Wirges macht wieder von sich reden

2 min

Fast ein Vierteljahrhundert ist es her, dass Ulrich Maria Wirges Schlagzeilen machte: der angesehene Mediziner, der zum Verbrecher wurde. Nach mehreren Gefängnisauf-

enthalten ging er nach Afrika. Nun ist er wieder in Deutschland - und hat ein Buch geschrieben.

WIPPERFÜRTH / HÜCKESWAGEN. Das Leben von Ulrich Maria Wirges liest sich wie ein Roman: Der Wipperfelder ist Arzt, arbeitet zunächst im Wipperfürther St.-JosefKrankenhaus, eröffnet dann eine Praxis in Hückeswagen. Noch heute, fast ein Vierteljahrhundert nach Schließung seiner Praxis, sprechen ältere Hückeswagener mit Hochachtung von ihm.

Doch der Mann im weißen Kittel fällt tief. Sehr tief. 1979 wird der Wipperfelder wegen Erpressung und schweren Raubüberfalls zu einer siebeneinhalbjährigen Haftstrafe verurteilt. Es soll nicht der einzige Gefängnisaufenthalt im Leben des Ulrich Maria Wirges bleiben.

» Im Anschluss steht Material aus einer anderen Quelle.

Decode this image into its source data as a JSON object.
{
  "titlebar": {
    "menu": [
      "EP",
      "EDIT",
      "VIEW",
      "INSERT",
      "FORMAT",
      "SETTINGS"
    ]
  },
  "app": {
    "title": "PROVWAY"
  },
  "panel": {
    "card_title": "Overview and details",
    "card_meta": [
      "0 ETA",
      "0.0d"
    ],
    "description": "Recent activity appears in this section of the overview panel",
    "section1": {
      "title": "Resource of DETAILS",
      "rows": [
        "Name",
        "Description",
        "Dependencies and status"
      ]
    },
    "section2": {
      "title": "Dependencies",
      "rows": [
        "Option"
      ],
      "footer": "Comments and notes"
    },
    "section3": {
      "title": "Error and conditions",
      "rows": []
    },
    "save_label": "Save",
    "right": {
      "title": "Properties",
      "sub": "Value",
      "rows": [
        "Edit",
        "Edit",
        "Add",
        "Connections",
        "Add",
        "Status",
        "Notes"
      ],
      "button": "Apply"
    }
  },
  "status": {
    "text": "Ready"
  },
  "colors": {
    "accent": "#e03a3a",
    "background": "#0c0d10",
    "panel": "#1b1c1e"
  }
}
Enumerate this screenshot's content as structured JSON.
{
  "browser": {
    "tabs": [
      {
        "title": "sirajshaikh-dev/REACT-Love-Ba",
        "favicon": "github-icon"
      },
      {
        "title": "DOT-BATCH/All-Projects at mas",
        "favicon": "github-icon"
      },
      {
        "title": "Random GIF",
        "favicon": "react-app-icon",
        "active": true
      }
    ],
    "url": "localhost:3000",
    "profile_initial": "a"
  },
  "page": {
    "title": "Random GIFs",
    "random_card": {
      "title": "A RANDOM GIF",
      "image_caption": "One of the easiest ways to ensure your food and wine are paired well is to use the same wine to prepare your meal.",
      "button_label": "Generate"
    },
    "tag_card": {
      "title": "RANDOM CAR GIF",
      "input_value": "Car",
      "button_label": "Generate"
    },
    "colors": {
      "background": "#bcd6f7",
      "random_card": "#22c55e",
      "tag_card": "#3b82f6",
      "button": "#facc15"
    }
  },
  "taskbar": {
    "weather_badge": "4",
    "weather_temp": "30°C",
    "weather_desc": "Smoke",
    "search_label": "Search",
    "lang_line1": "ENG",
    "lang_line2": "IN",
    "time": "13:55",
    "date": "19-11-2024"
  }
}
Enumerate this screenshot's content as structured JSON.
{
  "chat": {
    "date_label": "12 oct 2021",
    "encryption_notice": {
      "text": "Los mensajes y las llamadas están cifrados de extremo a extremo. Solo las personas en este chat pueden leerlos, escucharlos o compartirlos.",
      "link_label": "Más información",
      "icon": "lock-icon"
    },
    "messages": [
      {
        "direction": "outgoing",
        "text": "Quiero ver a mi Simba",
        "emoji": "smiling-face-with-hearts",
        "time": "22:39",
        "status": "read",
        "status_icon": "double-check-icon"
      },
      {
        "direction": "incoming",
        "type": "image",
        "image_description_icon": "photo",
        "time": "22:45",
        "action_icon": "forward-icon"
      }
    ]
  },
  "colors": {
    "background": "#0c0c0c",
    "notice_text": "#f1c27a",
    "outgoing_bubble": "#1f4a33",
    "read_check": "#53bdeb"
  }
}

Und nun veröffentlichte der 59-Jährige sein Erstlingswerk als Buchautor: „Everist“. Wirges schreibt darin über den Arzt Rudolf Maria Everist aus Hückeswagen (!), der den Tod einer vermögenden älteren Frau verursacht haben soll. Everist verlässt daraufhin Europa und geht nach Afrika. Die Parallelen zu Wirges' eigenem Leben sind nicht zu übersehen. Und er gibt auch zu, dass sein Roman viel Autobiografisches enthält. „Everist steht quasi für mich“, sagt Wirges. Die Praxis, der Absturz in die Kriminalität, die Zeit in Afrika - Wirges' Leben zieht sich wie ein roter Faden durchs Buch. Die Rahmenhandlung dagegen ist fiktiv.

Nach einigen Gefängnisaufenthalten ging Ulrich Maria Wirges in den 80er Jahren nach Kenia, wo er eigenen Angaben zufolge in einem Dorf am Indischen Ozean lebte und als Arzt praktizierte. „Ich habe dort nicht im Touristen-Ghetto gewohnt, sondern unter Einheimischen“, erzählt er.

Nun hat er also auch einen Roman geschrieben. Das zweite Buch, ein Köln-Krimi, sei in ein paar Tagen fertig, sagt er. Geschrieben hat er es schon als EvB-Schüler: Damals war er freier Mitarbeiter der BLZ. (vk / büba)

Ulrich Maria Wirges: „Everist“, Fantasy-Products-Verlag, 254 Seiten, 9 Euro.